I struggle with tulips

I love tulips.

But not like this:

Tulip beds at Keukenhof, Amsterdam

Tulip beds at Keukenhof, Amsterdam

 

Or this:

masses

 

Or this:

redyellow

 

A blogger at Oklahoma U described the red and yellow tulips above as “pieces of happy.”  They don’t make me happy, they make me queasy.  My friend Judith calls the combination “ketchup and eggs.”  I don’t like ketchup and eggs in the garden any more than I like them on my plate—which is not at all.

I like tulips two different ways.

(1) One type or colour of tulip massed for drama, like these purple flags at the front of the A bed or the red ones at the back:

Purple flag tulips with white arabis in antiquities bed, May 2014

Purple flag tulips with white arabis in antiquities bed, May 2014

 

Red tulips in antiquities bed, May 2014

Red tulips in antiquities bed, May 2014

 

(2) Complex combinations, like this one created by Naomi Schillinger, who blogs in London at Out of My Shed

 

Queen of the Night (the tall, almost black ones) with Curly Sue (the smaller, ruffle-edged raspberry ones), Ballerina (the flashes of orange), and a paler double raspberry blush whose name I don't know

Queen of the Night (the tall, almost black ones) with Curly Sue (the smaller, ruffle-edged raspberry ones), Ballerina (the flashes of orange), and a paler double raspberry blush whose name I don’t know

 

Creating a pleasing tulip combination in a mixed perennial bed isn’t easy.  At least, it isn’t easy for me.  For one thing, I need to see a plant in context to know where to plant it.  A bulb’s planting context is quite different from its blooming context.

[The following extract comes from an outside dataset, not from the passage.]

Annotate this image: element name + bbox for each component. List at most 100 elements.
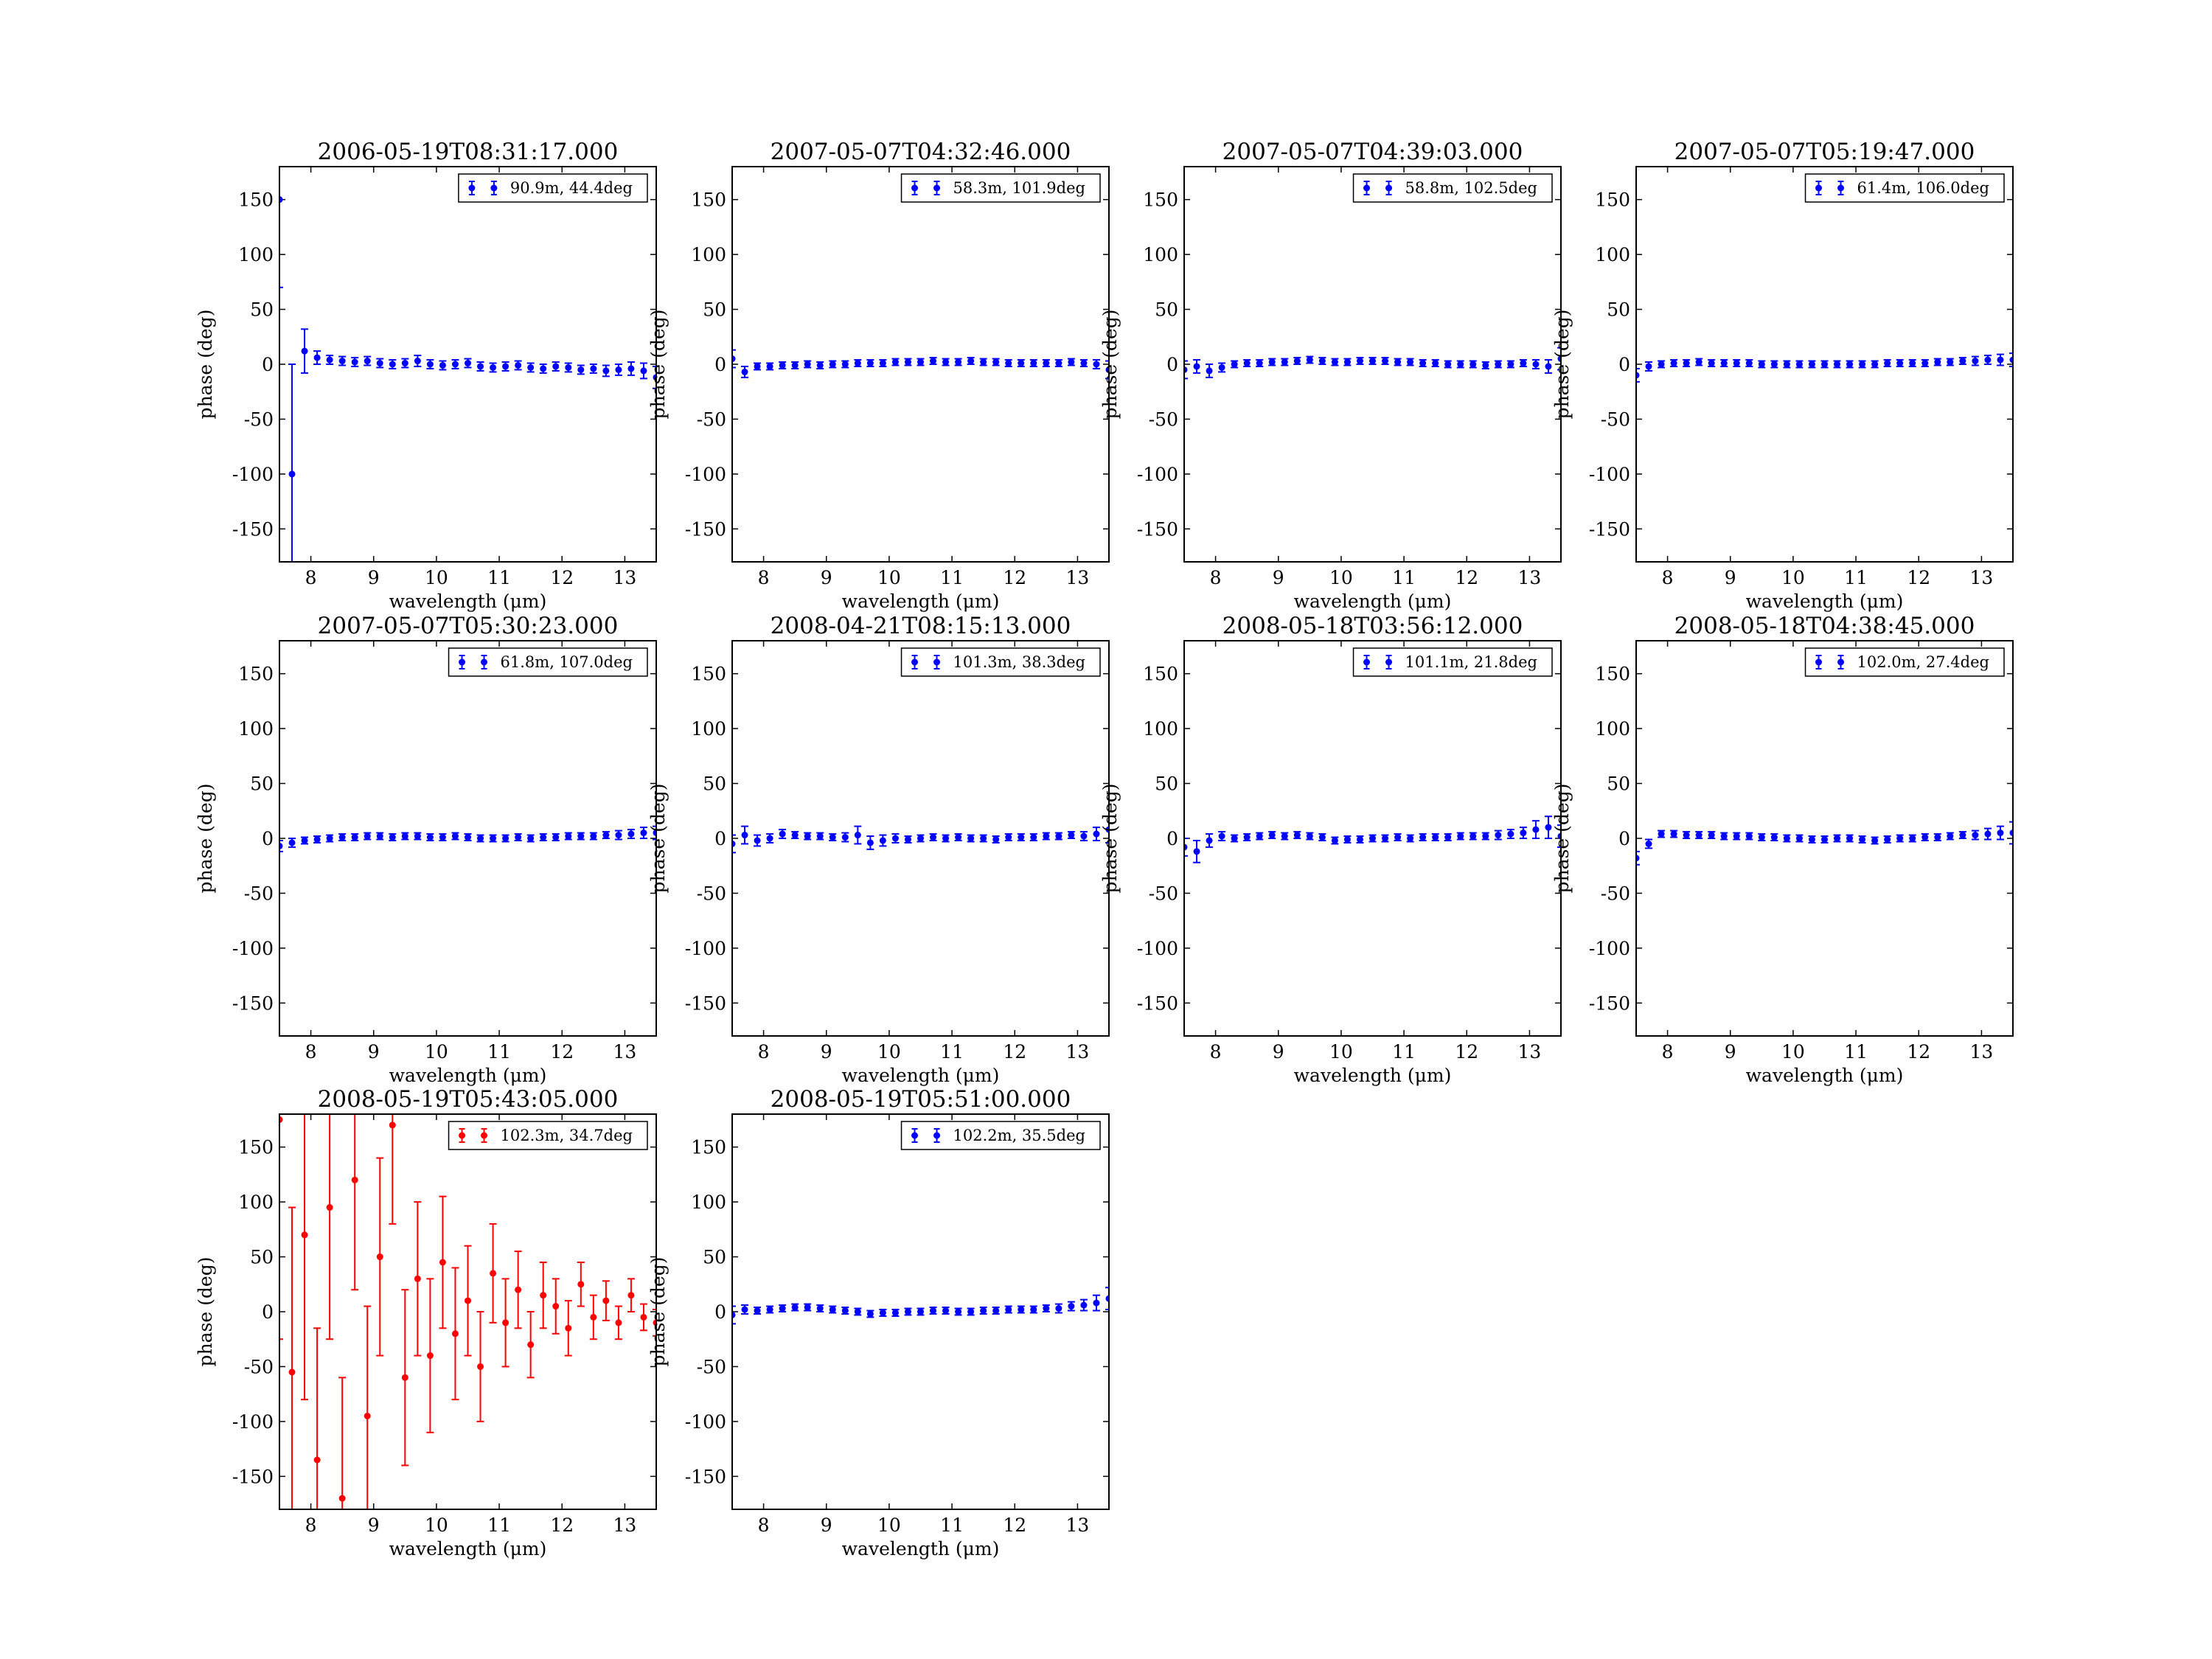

Also, I move plants around a lot.  Call it editing or indecision, but bulbs often hitch-hike in other plants’ roots.

I have a clear mental picture of the complex, subtle combination of tulips I want in the two beds in front of the house.  Each fall I add a few tulips to the mix.  April promises perfection with green shoots pushing up through the soil.  In May, the tulips bloom, and my heart sinks.  All my cardinal tulip sins are present: discordant combinations, single-file rows, the dreaded ketchup and eggs.  Instead of subtle, complex coherence, I’ve orchestrated a cacophony.

Tulip disaster in the front walled bed, May 2013

Tulip disaster in the front walled bed, May 2013

I snap photographs and make careful notes about which bulbs need to move where in the fall.  In September, though, the beds are chock full of late bloomers.  Digging bulbs then, if not impossible, would be a crime.

So this week I’m trying something radical: I’m digging up blooming tulips and moving them around the garden!

The “Jimmy” Triumps, which look red in the photo above but are actually a pretty orange blaze tinged with red and yellow (nothing like ketchup and eggs) will be spread across the two front beds in what I hope will be a more pleasing composition.

Everything else comes out.  The various yellows, which I thought would look so lovely with the Jimmies but instead resemble my least-favourite breakfast, will migrate into the Oudolf main.  I’ll set the Spring Greens aside in containers to plant in the new shade bed once I dig it.  The nameless reds will join their tribe in the A bed.  The Queens of the Night and the pink and purple ruffled doubles (Angelique and Blue Diamond) will move to the west foundation bed, where they’ll harmonize with Alchemilla mollis (lady’s mantle), Dicentra formosa (Pacific bleeding heart) and the glossy, wine-coloured undersides of Ligularia dentata “Desdemona” leaves.

One day after the first uprootings, these beauties have hardly skipped a beat:

DSCN0310

The Blue Diamonds, on the other hand, are having some trouble holding up their heads:

DSCN0315

 

The proof will be in next spring’s pudding.  Until then, a girl can only dream.

 

 

4 Responses to “I struggle with tulips”

  1. Brenda Stephens

    Good way to do it Leslie. I might try that myself. My tulips are a big mish mash.

    Reply
  2. commatologist

    I hope it works, Brenda. Almost all of the wisdom I’ve found on the topic warns against it. Apparently it’s hard on the bulbs – not to mention it makes a hell of a mess of the spring flower beds! But I figure it’s worth a try.